Below are a few additional, useful but less commonly used, summaries of central tendency. It is good to know these exist. If this material is too slow / easy. for you, I recommend using your study time to familiarize yourself with these useful summaries, but otherwise don’t worry about them.

These assume that you are modelling these non-linear processes on a linear scale. You can decide if transformation or a more relevant summary statistics on a linear scale is more effective for your specific goal.

  • Harmonic mean – Is the reciprocal of the mean of reciprocals. Useful when averaging rates, ratios, or speeds. Unlike the arithmetic mean, which sums values, the harmonic mean gives more weight to smaller values and is particularly useful when values are reciprocals of meaningful quantities. For example in my field population genetics, the harmonic mean is used to calculate effective population size (\(N_e\)), as small population sizes have a disproportionate effect on genetic drift.
    • Mathematical calculation of the harmonic mean: The harmonic mean of a vector x is = \(\frac{1}{\text{mean}(\frac{1}{x})}\) = \(\frac{n}{\sum_{i=1}^{n} \frac{1}{x_i}}\).
    • Harmonic mean in R: You can find the harmonic mean as: 1/(mean(1/x)), or use the Hmean() function in the DescTools package.

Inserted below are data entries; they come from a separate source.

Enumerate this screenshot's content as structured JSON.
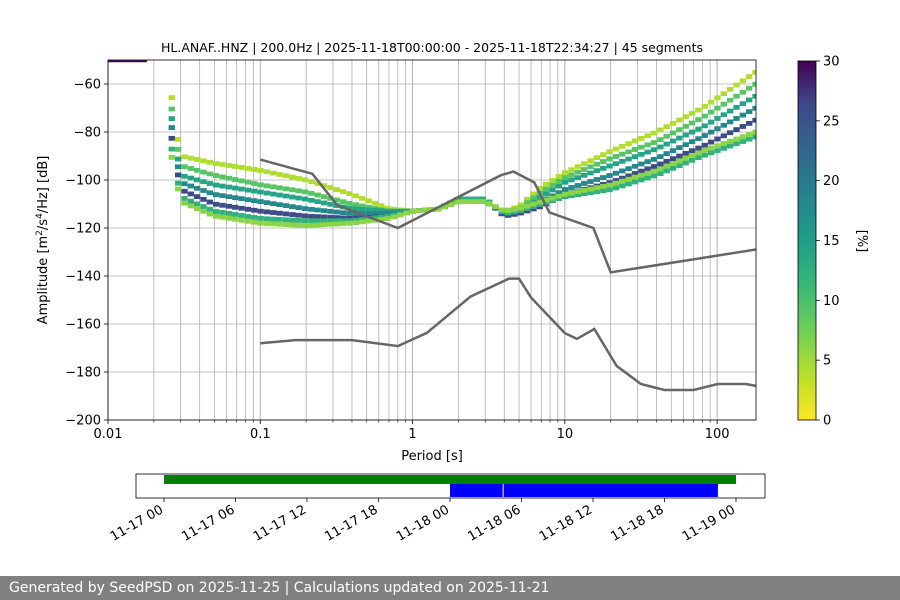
{
  "chart_data": {
    "type": "heatmap",
    "title": "HL.ANAF..HNZ | 200.0Hz | 2025-11-18T00:00:00 - 2025-11-18T22:34:27 | 45 segments",
    "xlabel": "Period [s]",
    "ylabel_parts": [
      "Amplitude [m",
      "2",
      "/s",
      "4",
      "/Hz] [dB]"
    ],
    "x_scale": "log",
    "xlim": [
      0.01,
      180
    ],
    "ylim": [
      -200,
      -50
    ],
    "grid": true,
    "x_tick_labels": [
      "0.01",
      "0.1",
      "1",
      "10",
      "100"
    ],
    "x_ticks": [
      0.01,
      0.1,
      1,
      10,
      100
    ],
    "y_ticks": [
      -60,
      -80,
      -100,
      -120,
      -140,
      -160,
      -180,
      -200
    ],
    "y_tick_labels": [
      "−60",
      "−80",
      "−100",
      "−120",
      "−140",
      "−160",
      "−180",
      "−200"
    ],
    "colorbar": {
      "label": "[%]",
      "range": [
        0,
        30
      ],
      "ticks": [
        0,
        5,
        10,
        15,
        20,
        25,
        30
      ],
      "colormap": "viridis_r",
      "colors": [
        "#fde725",
        "#5ec962",
        "#21918c",
        "#3b528b",
        "#440154"
      ]
    },
    "noise_models": {
      "color": "#666666",
      "high": {
        "name": "NHNM",
        "x": [
          0.1,
          0.22,
          0.32,
          0.8,
          3.8,
          4.6,
          6.3,
          7.9,
          15.4,
          20,
          354.8
        ],
        "y": [
          -91.5,
          -97.4,
          -110.5,
          -120,
          -98,
          -96.5,
          -101,
          -113.5,
          -120,
          -138.5,
          -126
        ]
      },
      "low": {
        "name": "NLNM",
        "x": [
          0.1,
          0.17,
          0.4,
          0.8,
          1.24,
          2.4,
          4.3,
          5,
          6,
          10,
          12,
          15.6,
          21.9,
          31.6,
          45,
          70,
          101,
          154,
          180
        ],
        "y": [
          -168,
          -166.7,
          -166.7,
          -169.2,
          -163.7,
          -148.6,
          -141.1,
          -141.1,
          -149,
          -163.8,
          -166.2,
          -162.1,
          -177.5,
          -185,
          -187.5,
          -187.5,
          -185,
          -185,
          -185.8
        ]
      }
    },
    "psd_bands": [
      {
        "x": [
          0.025,
          0.03,
          0.05,
          0.1,
          0.2,
          0.4,
          0.7,
          1.0,
          1.5,
          2.0,
          3.0,
          4.0,
          5.0,
          7.0,
          10,
          20,
          40,
          80,
          180
        ],
        "y": [
          -57,
          -90,
          -93,
          -96,
          -100,
          -106,
          -112,
          -113,
          -112,
          -109,
          -109,
          -113,
          -111,
          -103,
          -97,
          -88,
          -80,
          -70,
          -55
        ],
        "pct": 4
      },
      {
        "x": [
          0.025,
          0.03,
          0.05,
          0.1,
          0.2,
          0.4,
          0.7,
          1.0,
          1.5,
          2.0,
          3.0,
          4.0,
          5.0,
          7.0,
          10,
          20,
          40,
          80,
          180
        ],
        "y": [
          -62,
          -94,
          -98,
          -102,
          -105,
          -110,
          -113,
          -113,
          -112,
          -109,
          -109,
          -114,
          -112,
          -105,
          -99,
          -91,
          -84,
          -74,
          -60
        ],
        "pct": 9
      },
      {
        "x": [
          0.025,
          0.03,
          0.05,
          0.1,
          0.2,
          0.4,
          0.7,
          1.0,
          1.5,
          2.0,
          3.0,
          4.0,
          5.0,
          7.0,
          10,
          20,
          40,
          80,
          180
        ],
        "y": [
          -66,
          -98,
          -102,
          -105,
          -108,
          -112,
          -113,
          -113,
          -112,
          -108,
          -108,
          -114,
          -113,
          -107,
          -101,
          -94,
          -87,
          -78,
          -65
        ],
        "pct": 14
      },
      {
        "x": [
          0.025,
          0.03,
          0.05,
          0.1,
          0.2,
          0.4,
          0.7,
          1.0,
          1.5,
          2.0,
          3.0,
          4.0,
          5.0,
          7.0,
          10,
          20,
          40,
          80,
          180
        ],
        "y": [
          -70,
          -101,
          -106,
          -109,
          -112,
          -114,
          -114,
          -113,
          -112,
          -108,
          -108,
          -115,
          -113,
          -109,
          -104,
          -98,
          -91,
          -82,
          -70
        ],
        "pct": 18
      },
      {
        "x": [
          0.025,
          0.03,
          0.05,
          0.1,
          0.2,
          0.4,
          0.7,
          1.0,
          1.5,
          2.0,
          3.0,
          4.0,
          5.0,
          7.0,
          10,
          20,
          40,
          80,
          180
        ],
        "y": [
          -75,
          -104,
          -110,
          -113,
          -115,
          -116,
          -115,
          -113,
          -112,
          -108,
          -108,
          -115,
          -114,
          -111,
          -106,
          -101,
          -94,
          -86,
          -75
        ],
        "pct": 26
      },
      {
        "x": [
          0.025,
          0.03,
          0.05,
          0.1,
          0.2,
          0.4,
          0.7,
          1.0,
          1.5,
          2.0,
          3.0,
          4.0,
          5.0,
          7.0,
          10,
          20,
          40,
          80,
          180
        ],
        "y": [
          -80,
          -107,
          -113,
          -116,
          -117,
          -117,
          -115,
          -113,
          -112,
          -108,
          -108,
          -114,
          -113,
          -110,
          -107,
          -104,
          -98,
          -90,
          -82
        ],
        "pct": 12
      },
      {
        "x": [
          0.025,
          0.03,
          0.05,
          0.1,
          0.2,
          0.4,
          0.7,
          1.0,
          1.5,
          2.0,
          3.0,
          4.0,
          5.0,
          7.0,
          10,
          20,
          40,
          80,
          180
        ],
        "y": [
          -84,
          -109,
          -115,
          -118,
          -119,
          -118,
          -116,
          -113,
          -112,
          -109,
          -109,
          -113,
          -112,
          -109,
          -106,
          -102,
          -96,
          -88,
          -80
        ],
        "pct": 6
      }
    ],
    "timeline": {
      "x_range": [
        "2025-11-17 00:00",
        "2025-11-19 00:00"
      ],
      "tick_labels": [
        "11-17 00",
        "11-17 06",
        "11-17 12",
        "11-17 18",
        "11-18 00",
        "11-18 06",
        "11-18 12",
        "11-18 18",
        "11-19 00"
      ],
      "available": {
        "start": "2025-11-17 00:00",
        "end": "2025-11-19 00:00",
        "color": "#008000"
      },
      "used": [
        {
          "start": "2025-11-18 00:00",
          "end": "2025-11-18 04:30",
          "color": "#0000ff"
        },
        {
          "start": "2025-11-18 04:30",
          "end": "2025-11-18 22:34",
          "color": "#0000ff"
        }
      ]
    }
  },
  "footer": {
    "text": "Generated by SeedPSD on 2025-11-25 | Calculations updated on 2025-11-21"
  }
}
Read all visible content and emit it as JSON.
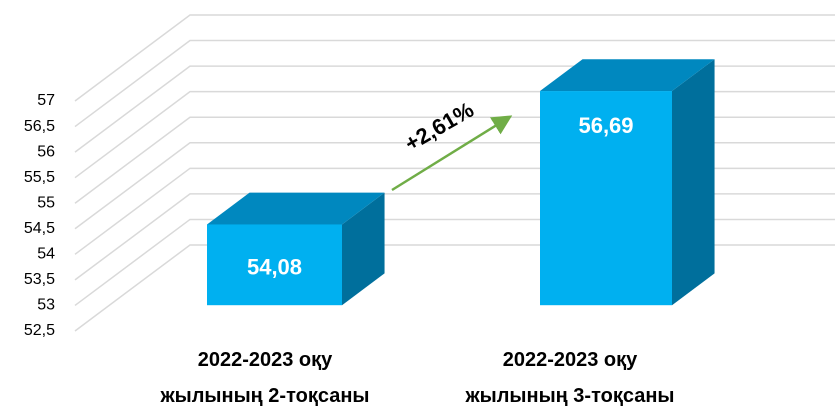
{
  "chart_data": {
    "type": "bar3d",
    "categories": [
      "2022-2023 оқу\nжылының 2-тоқсаны",
      "2022-2023 оқу\nжылының 3-тоқсаны"
    ],
    "values": [
      54.08,
      56.69
    ],
    "value_labels": [
      "54,08",
      "56,69"
    ],
    "color": "#00b0f0",
    "annotation": "+2,61%",
    "annotation_color": "#70ad47",
    "ylim": [
      52.5,
      57
    ],
    "yticks": [
      {
        "value": 52.5,
        "label": "52,5"
      },
      53,
      {
        "value": 53.5,
        "label": "53,5"
      },
      54,
      {
        "value": 54.5,
        "label": "54,5"
      },
      55,
      {
        "value": 55.5,
        "label": "55,5"
      },
      56,
      {
        "value": 56.5,
        "label": "56,5"
      },
      57
    ],
    "grid": true
  }
}
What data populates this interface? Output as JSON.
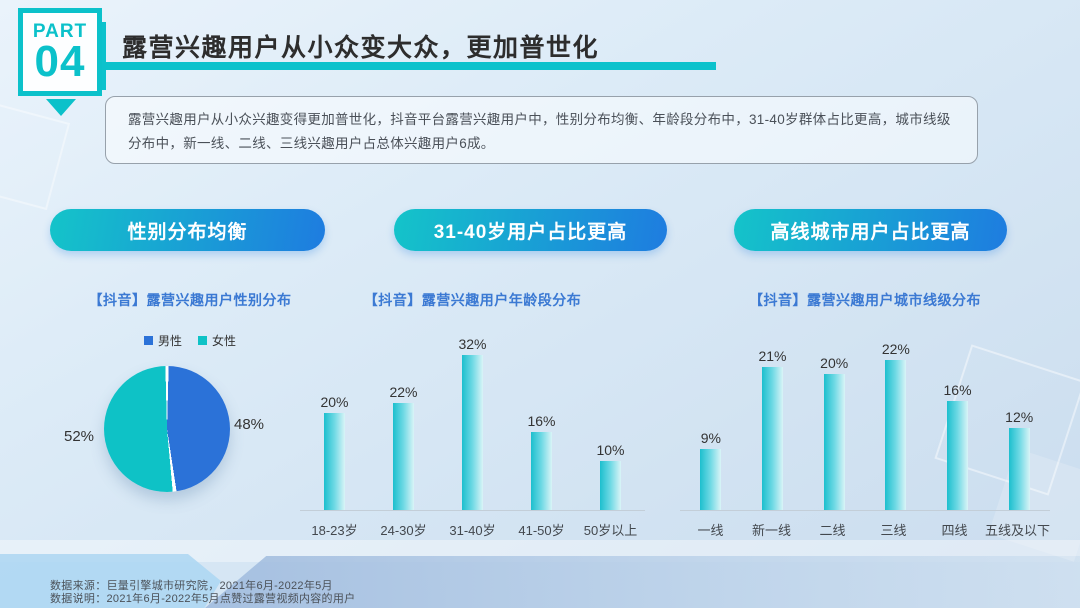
{
  "badge": {
    "part_label": "PART",
    "part_number": "04"
  },
  "header": {
    "title": "露营兴趣用户从小众变大众，更加普世化"
  },
  "summary": {
    "text": "露营兴趣用户从小众兴趣变得更加普世化，抖音平台露营兴趣用户中，性别分布均衡、年龄段分布中，31-40岁群体占比更高，城市线级分布中，新一线、二线、三线兴趣用户占总体兴趣用户6成。"
  },
  "highlight_buttons": [
    {
      "label": "性别分布均衡"
    },
    {
      "label": "31-40岁用户占比更高"
    },
    {
      "label": "高线城市用户占比更高"
    }
  ],
  "colors": {
    "accent_teal": "#0cc2cc",
    "pie_blue": "#2b72d8",
    "pie_teal": "#0ec2c6",
    "button_gradient": [
      "#14c4c9",
      "#1e7ce0"
    ],
    "bar_gradient": [
      "#1cbfce",
      "#d9f4f7"
    ],
    "chart_title_blue": "#3b79d3"
  },
  "chart_data": [
    {
      "type": "pie",
      "title": "【抖音】露营兴趣用户性别分布",
      "legend_position": "top",
      "slices": [
        {
          "label": "男性",
          "value": 48,
          "data_label": "48%",
          "color": "#2b72d8"
        },
        {
          "label": "女性",
          "value": 52,
          "data_label": "52%",
          "color": "#0ec2c6"
        }
      ]
    },
    {
      "type": "bar",
      "title": "【抖音】露营兴趣用户年龄段分布",
      "categories": [
        "18-23岁",
        "24-30岁",
        "31-40岁",
        "41-50岁",
        "50岁以上"
      ],
      "values": [
        20,
        22,
        32,
        16,
        10
      ],
      "data_labels": [
        "20%",
        "22%",
        "32%",
        "16%",
        "10%"
      ],
      "ylim": [
        0,
        35
      ],
      "grid": false,
      "xlabel": "",
      "ylabel": ""
    },
    {
      "type": "bar",
      "title": "【抖音】露营兴趣用户城市线级分布",
      "categories": [
        "一线",
        "新一线",
        "二线",
        "三线",
        "四线",
        "五线及以下"
      ],
      "values": [
        9,
        21,
        20,
        22,
        16,
        12
      ],
      "data_labels": [
        "9%",
        "21%",
        "20%",
        "22%",
        "16%",
        "12%"
      ],
      "ylim": [
        0,
        25
      ],
      "grid": false,
      "xlabel": "",
      "ylabel": ""
    }
  ],
  "footer": {
    "source": "数据来源：巨量引擎城市研究院，2021年6月-2022年5月",
    "note": "数据说明：2021年6月-2022年5月点赞过露营视频内容的用户"
  }
}
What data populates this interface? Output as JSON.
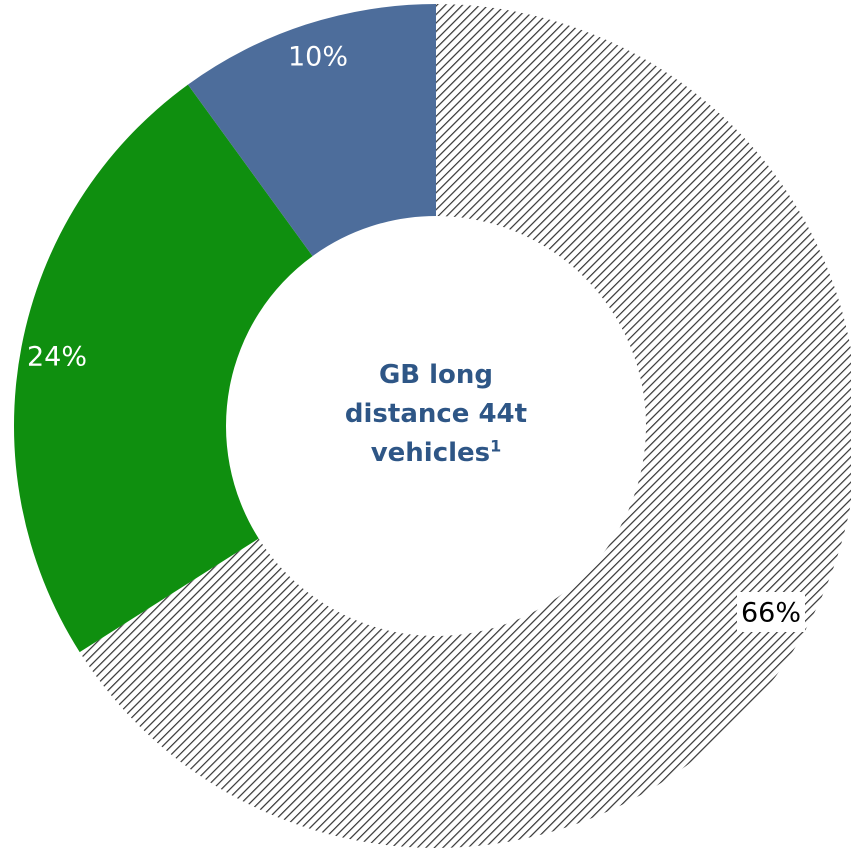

Watch out for zeros!!
  • Geometric mean - Is the \(n^{th}\) root of the product of \(n\) observations. The geometric mean is a useful summary of multiplicative or exponential processes For example: (1) Bacterial growth: If a bacterial population doubles in size daily, the geometric mean correctly summarizes growth trends, and (2) pH values in chemistry: Since pH is logarithmic, the geometric mean is a better measure than the arithmetic mean.
    • Mathematical calculation of the geometric mean: The geometric mean of a vector x is \(\left( \prod_{i=1}^{n} x_i \right)^{\frac{1}{n}}\), where \(\prod\) is the the “cumulative”product operator” i.e. the cumulative product of all observations.
    • Geometric mean in R: You can find the geometric mean as: prod(x)^(1/sum(!is.na(x))), or use the Gmean() function in the DescTools package. Watch out for negative values as they make this kind of meaningless.
  • Trimmed mean – A robust version of the mean that reduces the influence of extreme values by removing a fixed percentage of the smallest and largest observations before calculating the average. A 10% trimmed mean, for example, removes the lowest 10% and highest 10% of values before computing the mean. This is useful when extreme values may distort the mean but full exclusion of outliers isn’t justified (e.g., summarizing body weights where a few exceptionally large or small individuals exist).
    • Trimmed mean in R: You can find the trimmed mean yourself or by using the trimmed_mean() function in the in the r2spss package.